The Role of Social Effects in Spreading Subprime Lending

Doug Campbell

New research from the Federal Reserve Bank of Cleveland investigates the extent to which social connections and context in poor neighborhoods determined the likelihood of high rates of subprime loans.1

This report is based on a working paper by Ben Craig, Senior Economic Advisor in the Research Department and Francisca Richter, Research Economist in the Community Development Department

For much of the 20th century, the practice of redlining choked off credit to people living in poor neighborhoods. By the beginning of the 21st century, that problem had been turned on its head: Where before there was virtually no lending in low-income communities, suddenly there was virtually nothing but subprime lending. Concerns about access to credit were replaced with concerns about the cost and quality of credit.

Federal Reserve Bank of Cleveland economist Francisca Richter has been studying regional housing finance trends for several years. Her focus of late has been on trying to explain the extraordinarily high foreclosure rates seen in Cleveland. While it’s no surprise that high rates of subprime lending have led to high rates of foreclosure, it seems surprising that the problem has been worse in certain Cleveland neighborhoods than demographically similar neighborhoods elsewhere.

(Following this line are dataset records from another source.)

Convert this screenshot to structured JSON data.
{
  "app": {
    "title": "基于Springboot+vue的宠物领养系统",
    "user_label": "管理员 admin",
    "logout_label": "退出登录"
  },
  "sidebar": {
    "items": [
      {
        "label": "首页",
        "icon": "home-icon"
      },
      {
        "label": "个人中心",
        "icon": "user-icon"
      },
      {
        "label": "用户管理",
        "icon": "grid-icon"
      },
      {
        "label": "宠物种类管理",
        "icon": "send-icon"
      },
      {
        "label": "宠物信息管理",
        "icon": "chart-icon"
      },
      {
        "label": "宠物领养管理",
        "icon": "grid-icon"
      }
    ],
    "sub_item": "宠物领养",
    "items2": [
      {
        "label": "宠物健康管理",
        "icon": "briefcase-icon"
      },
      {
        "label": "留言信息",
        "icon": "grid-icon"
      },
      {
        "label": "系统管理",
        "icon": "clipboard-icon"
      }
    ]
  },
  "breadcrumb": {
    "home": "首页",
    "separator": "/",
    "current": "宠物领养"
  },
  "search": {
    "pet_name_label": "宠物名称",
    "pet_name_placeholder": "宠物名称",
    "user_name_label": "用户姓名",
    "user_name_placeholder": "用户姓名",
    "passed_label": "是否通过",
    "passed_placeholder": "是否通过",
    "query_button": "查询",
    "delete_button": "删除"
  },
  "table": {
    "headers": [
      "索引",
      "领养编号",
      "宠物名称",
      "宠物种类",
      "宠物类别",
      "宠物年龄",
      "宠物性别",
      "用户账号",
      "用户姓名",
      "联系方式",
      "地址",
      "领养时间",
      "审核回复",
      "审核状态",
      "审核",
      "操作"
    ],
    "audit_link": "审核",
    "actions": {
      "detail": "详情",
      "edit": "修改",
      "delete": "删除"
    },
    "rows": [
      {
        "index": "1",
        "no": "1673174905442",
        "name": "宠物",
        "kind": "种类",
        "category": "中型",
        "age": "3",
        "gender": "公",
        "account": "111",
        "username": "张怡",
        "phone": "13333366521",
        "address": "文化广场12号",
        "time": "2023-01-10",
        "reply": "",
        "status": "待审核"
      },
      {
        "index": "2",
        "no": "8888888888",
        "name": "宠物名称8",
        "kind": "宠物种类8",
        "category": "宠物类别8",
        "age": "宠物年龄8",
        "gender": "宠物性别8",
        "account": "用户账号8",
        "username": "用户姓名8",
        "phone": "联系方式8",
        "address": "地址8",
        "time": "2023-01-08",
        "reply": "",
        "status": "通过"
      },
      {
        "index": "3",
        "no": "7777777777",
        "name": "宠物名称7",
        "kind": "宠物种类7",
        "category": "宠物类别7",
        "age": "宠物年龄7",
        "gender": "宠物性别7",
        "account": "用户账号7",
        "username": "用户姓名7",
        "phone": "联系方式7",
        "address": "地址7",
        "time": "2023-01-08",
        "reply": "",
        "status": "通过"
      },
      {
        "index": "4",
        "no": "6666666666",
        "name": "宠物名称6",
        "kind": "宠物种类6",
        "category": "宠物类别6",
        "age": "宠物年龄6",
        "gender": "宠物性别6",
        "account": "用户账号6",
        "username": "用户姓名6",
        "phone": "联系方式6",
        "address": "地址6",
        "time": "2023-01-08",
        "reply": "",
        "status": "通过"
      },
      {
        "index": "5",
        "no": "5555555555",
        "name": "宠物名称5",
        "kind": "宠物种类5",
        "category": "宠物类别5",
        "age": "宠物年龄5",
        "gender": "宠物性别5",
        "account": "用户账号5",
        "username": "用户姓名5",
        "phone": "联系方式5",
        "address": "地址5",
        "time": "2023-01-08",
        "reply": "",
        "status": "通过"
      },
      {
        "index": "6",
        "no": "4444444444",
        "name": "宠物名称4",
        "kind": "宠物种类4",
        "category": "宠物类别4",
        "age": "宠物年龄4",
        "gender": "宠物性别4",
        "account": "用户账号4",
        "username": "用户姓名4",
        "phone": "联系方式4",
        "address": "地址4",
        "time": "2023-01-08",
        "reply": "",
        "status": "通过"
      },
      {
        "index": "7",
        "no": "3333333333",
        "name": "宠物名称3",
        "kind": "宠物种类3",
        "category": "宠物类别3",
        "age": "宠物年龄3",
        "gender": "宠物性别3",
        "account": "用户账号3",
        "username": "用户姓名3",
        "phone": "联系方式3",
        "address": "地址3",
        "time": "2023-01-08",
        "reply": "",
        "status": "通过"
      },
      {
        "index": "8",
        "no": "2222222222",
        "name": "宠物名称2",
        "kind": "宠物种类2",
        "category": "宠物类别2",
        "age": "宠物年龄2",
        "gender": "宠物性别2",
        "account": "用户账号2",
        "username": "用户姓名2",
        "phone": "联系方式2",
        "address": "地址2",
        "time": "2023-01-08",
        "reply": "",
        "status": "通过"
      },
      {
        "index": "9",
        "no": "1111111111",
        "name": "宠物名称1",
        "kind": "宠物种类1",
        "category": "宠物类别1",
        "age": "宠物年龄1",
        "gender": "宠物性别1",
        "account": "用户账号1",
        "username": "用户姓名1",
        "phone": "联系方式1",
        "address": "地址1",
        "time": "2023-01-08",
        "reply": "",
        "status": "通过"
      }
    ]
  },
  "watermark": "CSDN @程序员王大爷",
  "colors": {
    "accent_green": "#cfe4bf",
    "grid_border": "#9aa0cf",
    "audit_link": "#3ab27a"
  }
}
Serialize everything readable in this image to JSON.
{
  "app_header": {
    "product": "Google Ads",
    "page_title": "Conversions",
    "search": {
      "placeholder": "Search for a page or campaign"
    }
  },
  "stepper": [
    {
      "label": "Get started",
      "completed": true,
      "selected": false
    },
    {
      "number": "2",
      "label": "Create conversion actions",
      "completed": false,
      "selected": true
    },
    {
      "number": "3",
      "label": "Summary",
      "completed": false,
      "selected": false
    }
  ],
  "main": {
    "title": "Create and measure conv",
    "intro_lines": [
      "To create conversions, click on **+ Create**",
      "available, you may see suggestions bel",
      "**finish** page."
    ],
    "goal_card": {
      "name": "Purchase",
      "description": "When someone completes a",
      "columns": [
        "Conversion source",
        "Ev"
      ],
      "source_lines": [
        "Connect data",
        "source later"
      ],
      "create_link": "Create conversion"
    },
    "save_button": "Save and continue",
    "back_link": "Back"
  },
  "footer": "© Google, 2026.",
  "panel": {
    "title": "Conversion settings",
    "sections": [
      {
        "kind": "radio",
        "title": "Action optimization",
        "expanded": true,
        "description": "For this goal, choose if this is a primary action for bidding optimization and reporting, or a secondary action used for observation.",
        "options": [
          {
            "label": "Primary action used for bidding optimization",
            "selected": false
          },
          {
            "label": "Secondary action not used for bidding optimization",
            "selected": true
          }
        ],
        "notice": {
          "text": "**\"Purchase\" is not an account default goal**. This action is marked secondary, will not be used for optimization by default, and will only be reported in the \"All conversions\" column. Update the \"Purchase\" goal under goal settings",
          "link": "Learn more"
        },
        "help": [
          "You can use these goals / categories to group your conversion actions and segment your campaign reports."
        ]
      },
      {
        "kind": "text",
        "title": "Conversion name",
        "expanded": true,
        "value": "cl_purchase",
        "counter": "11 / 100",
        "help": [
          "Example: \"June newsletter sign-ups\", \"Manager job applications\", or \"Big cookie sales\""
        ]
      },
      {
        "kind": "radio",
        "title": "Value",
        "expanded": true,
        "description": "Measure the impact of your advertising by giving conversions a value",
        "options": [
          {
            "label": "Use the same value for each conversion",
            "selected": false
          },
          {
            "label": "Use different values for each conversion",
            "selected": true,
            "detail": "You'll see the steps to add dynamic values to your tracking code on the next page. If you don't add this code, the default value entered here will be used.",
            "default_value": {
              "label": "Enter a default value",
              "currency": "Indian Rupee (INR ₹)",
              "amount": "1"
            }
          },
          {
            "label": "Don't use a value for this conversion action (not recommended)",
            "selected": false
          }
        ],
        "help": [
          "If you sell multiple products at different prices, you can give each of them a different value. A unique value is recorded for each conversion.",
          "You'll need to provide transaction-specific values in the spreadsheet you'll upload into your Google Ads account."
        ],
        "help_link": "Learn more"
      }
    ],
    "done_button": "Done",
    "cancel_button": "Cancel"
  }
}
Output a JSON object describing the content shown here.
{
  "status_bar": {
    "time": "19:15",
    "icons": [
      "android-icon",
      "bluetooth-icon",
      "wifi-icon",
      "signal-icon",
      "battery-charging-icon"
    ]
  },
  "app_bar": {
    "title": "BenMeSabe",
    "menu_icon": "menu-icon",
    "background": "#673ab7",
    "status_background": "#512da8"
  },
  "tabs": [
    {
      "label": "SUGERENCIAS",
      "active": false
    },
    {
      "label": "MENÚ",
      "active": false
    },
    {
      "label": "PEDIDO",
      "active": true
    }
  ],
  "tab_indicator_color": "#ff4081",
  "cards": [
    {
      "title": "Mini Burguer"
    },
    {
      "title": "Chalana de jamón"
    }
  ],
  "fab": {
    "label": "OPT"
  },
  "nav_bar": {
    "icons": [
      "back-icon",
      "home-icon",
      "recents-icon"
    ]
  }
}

Most likely several factors contributed to Cleveland’s elevated levels of subprime lending. Some may have had to do with mortgage regulations and their enforcement. In Ohio, regulations that provided for the supervision of mortgage brokers—who tend to be the largest purveyors of subprime credit—were possibly less strict.

Richter was curious about another possibility: that people’s social context and networks were influencing their mortgage decisions. Perhaps signs posted throughout neighborhoods advertising easy mortgage credit made neighbors less leery of subprime loans; maybe they heard about one family up the street that used a home equity loan as a windfall to pay off other debts. Over time, people might spread subprime lending like a cold.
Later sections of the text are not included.